Additional information about NCBI's GFF files is available at
https://ftp.ncbi.nlm.nih.gov/genomes/README_GFF3.txt.
*_genomic.gtf.gz file
Annotation of the genomic sequence(s) in Gene Transfer Format Version 2.2
(GTF2.2). Sequence identifiers are provided as accession.version.
*_genomic_gaps.txt.gz
Tab-delimited text file reporting the coordinates of all gaps in the
top-level genomic sequences. The gaps reported include gaps specified in
the AGP files, gaps annotated on the component sequences, and any other
run of 10 or more Ns in the sequences. See the "Description of files"
section below for details of the file format.
*_protein.faa.gz file
FASTA format sequences of the accessioned protein products annotated on
the genome assembly. The FASTA title is formatted as sequence
accession.version plus description.
*_protein.gpff.gz file
GenPept format of the accessioned protein products annotated on the
genome assembly
*_rm.out.gz file
RepeatMasker output;
Provided for Eukaryotes
*_rm.run file
Documentation of the RepeatMasker version, parameters, and library;
Provided for Eukaryotes
*_rna.fna.gz file
FASTA format of accessioned RNA products annotated on the genome
assembly; Provided for RefSeq assemblies as relevant (Note, RNA and mRNA
products are not instantiated as a separate accessioned record in GenBank
but are provided for some RefSeq genomes, most notably the eukaryotes.)
The FASTA title is provided as sequence accession.version plus
description.
*_rna.gbff.gz file
GenBank flat file format of RNA products annotated on the genome
assembly; Provided for RefSeq assemblies as relevant
*_rna_from_genomic.fna.gz
FASTA format of the nucleotide sequences corresponding to all RNA
features annotated on the assembly, based on the genome sequence.
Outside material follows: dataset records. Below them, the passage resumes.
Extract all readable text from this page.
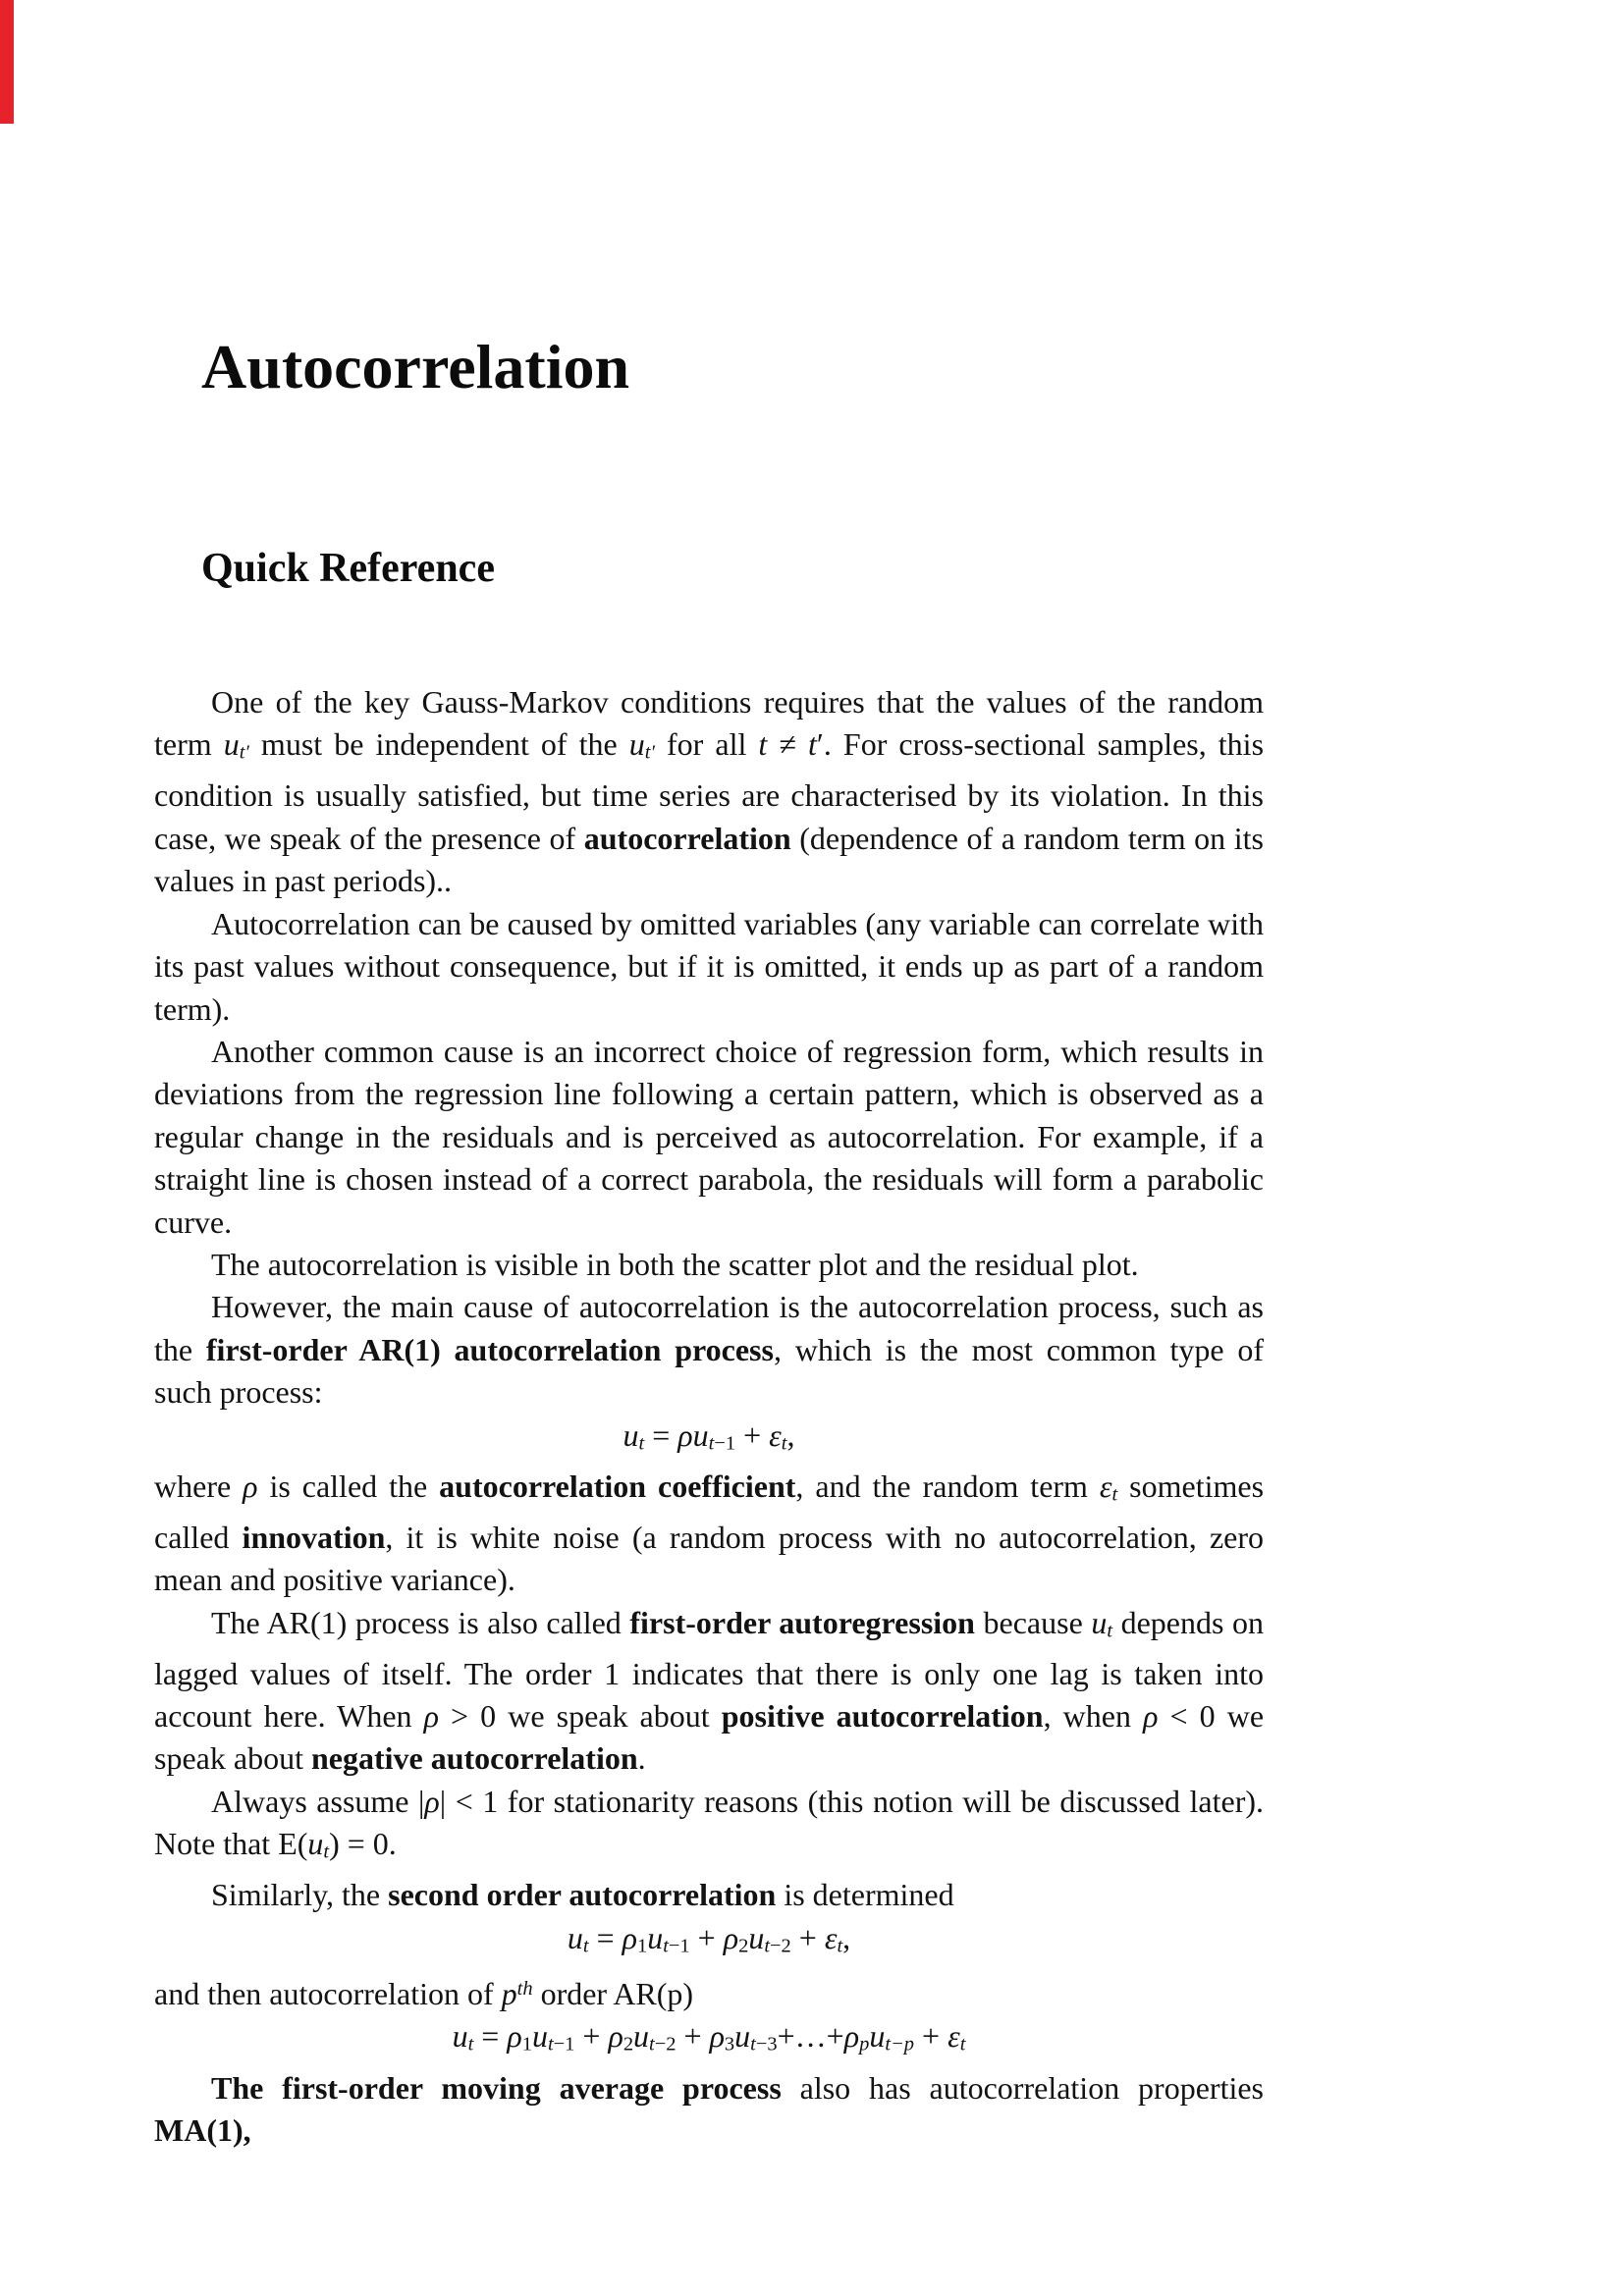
Autocorrelation
Quick Reference

One of the key Gauss-Markov conditions requires that the values of the random term ut′ must be independent of the ut′ for all t ≠ t′. For cross-sectional samples, this condition is usually satisfied, but time series are characterised by its violation. In this case, we speak of the presence of autocorrelation (dependence of a random term on its values in past periods)..

Autocorrelation can be caused by omitted variables (any variable can correlate with its past values without consequence, but if it is omitted, it ends up as part of a random term).

Another common cause is an incorrect choice of regression form, which results in deviations from the regression line following a certain pattern, which is observed as a regular change in the residuals and is perceived as autocorrelation. For example, if a straight line is chosen instead of a correct parabola, the residuals will form a parabolic curve.

The autocorrelation is visible in both the scatter plot and the residual plot.

However, the main cause of autocorrelation is the autocorrelation process, such as the first-order AR(1) autocorrelation process, which is the most common type of such process:

ut = ρut−1 + εt,

where ρ is called the autocorrelation coefficient, and the random term εt sometimes called innovation, it is white noise (a random process with no autocorrelation, zero mean and positive variance).

The AR(1) process is also called first-order autoregression because ut depends on lagged values of itself. The order 1 indicates that there is only one lag is taken into account here. When ρ > 0 we speak about positive autocorrelation, when ρ < 0 we speak about negative autocorrelation.

Always assume |ρ| < 1 for stationarity reasons (this notion will be discussed later). Note that E(ut) = 0.

Similarly, the second order autocorrelation is determined

ut = ρ1ut−1 + ρ2ut−2 + εt,

and then autocorrelation of $p^{th}$ order AR(p)

ut = ρ1ut−1 + ρ2ut−2 + ρ3ut−3+…+ρput−p + εt

The first-order moving average process also has autocorrelation properties MA(1),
See
the "Description of files" section below for details of the file format.
*_rnaseq_alignment_summary.txt
Tab-delimited text file containing counts of alignments that were either
assigned to a gene or skipped for a specific reason. See "Description of
files" section below for details of the file format.
*_rnaseq_runs.txt
Tab-delimited text file containing information about RNA-seq runs used
for gene expression analyses (See *_featurecounts.txt file and *.bw files
within "RNASeq_coverage_graphs" directory).
*_translated_cds.faa.gz
FASTA sequences of individual CDS features annotated on the genomic
records, conceptually translated into protein sequence. The sequence
corresponds to the translation of the nucleotide sequence provided in the
*_cds_from_genomic.fna.gz file.
*_wgsmaster.gbff.gz
GenBank flat file format of the WGS master for the assembly (present only
if a WGS master record exists for the sequences in the assembly).
annotation_hashes.txt
Tab-delimited text file reporting hash values for different aspects
of the annotation data. See the "Description of files" section below
for details of the file format.
md5checksums.txt file
file checksums are provided for all data files in the directory
All of this data is provided by refseq for genomes. We should build a parser for getting all of this data into a JSON formatted nice format.
More than just a genbank parser, we should have a refseq parser.
From https://ftp.ncbi.nlm.nih.gov/genomes/refseq/archaea/Halobacterium_salinarum/latest_assembly_versions/GCF_000006805.1_ASM680v1/README.txt
All of this data is provided by refseq for genomes. We should build a parser for getting all of this data into a JSON formatted nice format.